Amy Dickinson is a general advice columnist.
DEAR AMY: My stepdaughter is 24. She is the mother of a toddler. She and her husband have struggled with meth addiction and she is currently clean and away from him (for the past two months). My husband and I have taken her in several times to try to get her clean but she always turns back to her husband and drugs. Currently she and her son are living with her mother several states away and are planning a visit soon, which I am not looking forward to. She has stolen my wedding ring and prescription drugs when we have trusted and tried to help her in the past. My husband is more of an enabler than I am and chooses to forgive and forget but I am very wary, especially when we have two teenage daughters at home. I believe her main focus for the visit is to see her husband, who moved back here to stay with friends. She has been in recovery several times before but it doesn't last. Should I give her a second (more like 10th) chance for the sake of our grandchild?
DEAR WORRIED: Each time you and your husband "help" his addicted daughter, you have the same experience.
On the one hand, I think it is a good idea to have her and her son visit -- mainly to give him a safe, loving and fun experience with you and your family (especially if the alternative is her taking the child to stay with his meth-addicted father and his friends).

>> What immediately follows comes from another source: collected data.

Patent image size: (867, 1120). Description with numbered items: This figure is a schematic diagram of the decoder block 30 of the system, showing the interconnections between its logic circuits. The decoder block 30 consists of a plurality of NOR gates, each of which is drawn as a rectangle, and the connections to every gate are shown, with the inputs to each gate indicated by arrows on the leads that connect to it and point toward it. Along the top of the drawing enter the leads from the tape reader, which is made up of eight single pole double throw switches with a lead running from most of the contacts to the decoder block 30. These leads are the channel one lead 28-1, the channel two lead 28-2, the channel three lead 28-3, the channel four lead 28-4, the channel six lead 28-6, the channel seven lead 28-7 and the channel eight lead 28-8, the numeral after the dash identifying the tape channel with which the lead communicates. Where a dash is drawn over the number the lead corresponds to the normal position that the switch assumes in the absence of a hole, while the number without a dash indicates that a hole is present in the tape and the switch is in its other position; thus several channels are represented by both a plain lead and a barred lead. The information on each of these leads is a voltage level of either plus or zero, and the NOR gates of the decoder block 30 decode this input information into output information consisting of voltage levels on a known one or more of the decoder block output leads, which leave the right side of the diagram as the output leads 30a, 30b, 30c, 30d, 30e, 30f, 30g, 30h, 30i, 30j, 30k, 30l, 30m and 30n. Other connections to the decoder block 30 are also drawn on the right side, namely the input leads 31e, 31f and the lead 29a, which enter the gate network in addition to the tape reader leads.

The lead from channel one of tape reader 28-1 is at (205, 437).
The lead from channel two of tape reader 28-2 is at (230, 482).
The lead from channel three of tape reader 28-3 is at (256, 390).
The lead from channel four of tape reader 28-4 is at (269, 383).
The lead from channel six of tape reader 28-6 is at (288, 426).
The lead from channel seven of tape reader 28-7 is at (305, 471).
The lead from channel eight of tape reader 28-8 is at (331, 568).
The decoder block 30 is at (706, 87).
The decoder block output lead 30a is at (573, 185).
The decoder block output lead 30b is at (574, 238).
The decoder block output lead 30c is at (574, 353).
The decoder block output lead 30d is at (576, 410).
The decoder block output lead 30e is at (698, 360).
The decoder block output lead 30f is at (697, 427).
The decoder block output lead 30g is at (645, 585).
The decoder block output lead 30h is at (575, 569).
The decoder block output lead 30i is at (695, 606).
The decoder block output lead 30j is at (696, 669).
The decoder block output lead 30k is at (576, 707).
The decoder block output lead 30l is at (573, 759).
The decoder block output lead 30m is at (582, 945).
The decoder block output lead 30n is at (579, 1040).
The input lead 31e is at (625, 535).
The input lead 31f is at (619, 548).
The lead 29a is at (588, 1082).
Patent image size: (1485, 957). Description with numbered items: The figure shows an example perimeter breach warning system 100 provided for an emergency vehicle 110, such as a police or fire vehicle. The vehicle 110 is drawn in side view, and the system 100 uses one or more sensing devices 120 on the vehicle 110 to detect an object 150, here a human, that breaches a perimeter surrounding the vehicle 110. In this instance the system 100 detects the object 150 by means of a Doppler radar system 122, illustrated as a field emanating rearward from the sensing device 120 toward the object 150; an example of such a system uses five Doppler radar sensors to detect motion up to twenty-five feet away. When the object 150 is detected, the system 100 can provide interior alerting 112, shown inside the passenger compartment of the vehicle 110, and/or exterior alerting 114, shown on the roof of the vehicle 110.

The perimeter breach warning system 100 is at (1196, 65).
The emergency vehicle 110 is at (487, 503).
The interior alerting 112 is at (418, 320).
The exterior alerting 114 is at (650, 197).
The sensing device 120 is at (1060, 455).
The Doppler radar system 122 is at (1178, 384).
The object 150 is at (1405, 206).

On the other hand, you should prepare for your stepdaughter to relapse (this seems inevitable, given her history and her choice to spend time with her husband). You should see what changes your household can make to try to ensure a different outcome than all of the previous times.
Do NOT trust her -- with anything. Remove ALL medications, alcohol, family valuables and anything else that might be a trigger or temptation for your stepdaughter. Coach your children not to "lend" or give her any money or jewelry. Find an addiction counselor and/or recovery program in your area that she can attend while she is with you.
You and your husband should have a plan in place for what you will do if/when she relapses while she is staying with you.
Your family needs professional help in order to manage this extreme challenge -- and I hope you will get it.
DEAR AMY: My sister's husband is a raging narcissist. He has only worked one year out of the 23 years they've been married. After moving close to them and seeing how dysfunctional and codependent they are, I confronted her with my observations. Naturally, she was furious and stopped talking to me. Is there any way to tell a sibling her spouse is mentally ill? And that their marriage is an unhealthy one of total codependency? I am so mad at him for using her for all of these years that I never want to see him again. Advice?
DEAR SISTER: So far, your own choices have resulted in complete alienation from the person you claim you are trying to help. So -- good job with that.
If you were a mental health professional, you might have some standing to "diagnose" your brother-in-law and pass judgment on your sister. But if you were a mental health professional you would know better than to charge into someone else's marriage, declaring it -- and the people in it -- to be sick.
You should ask your sister to forgive you for judging and interfering with her marriage, and then you should do what you can to repair the relationship with her. Having a healthy and supportive relationship with you would be the best thing for her. I hope you can manage it.
DEAR AMY: "Car Poor" described the discomfort of having a friend who is a terrible driver and yet periodically wants to borrow the couple's car. Most insurance plans will not cover drivers not listed on the plan. If anything happened in the borrowed car, it could be disastrous.
DEAR WORRIED: Many readers pointed this out. Thank you all.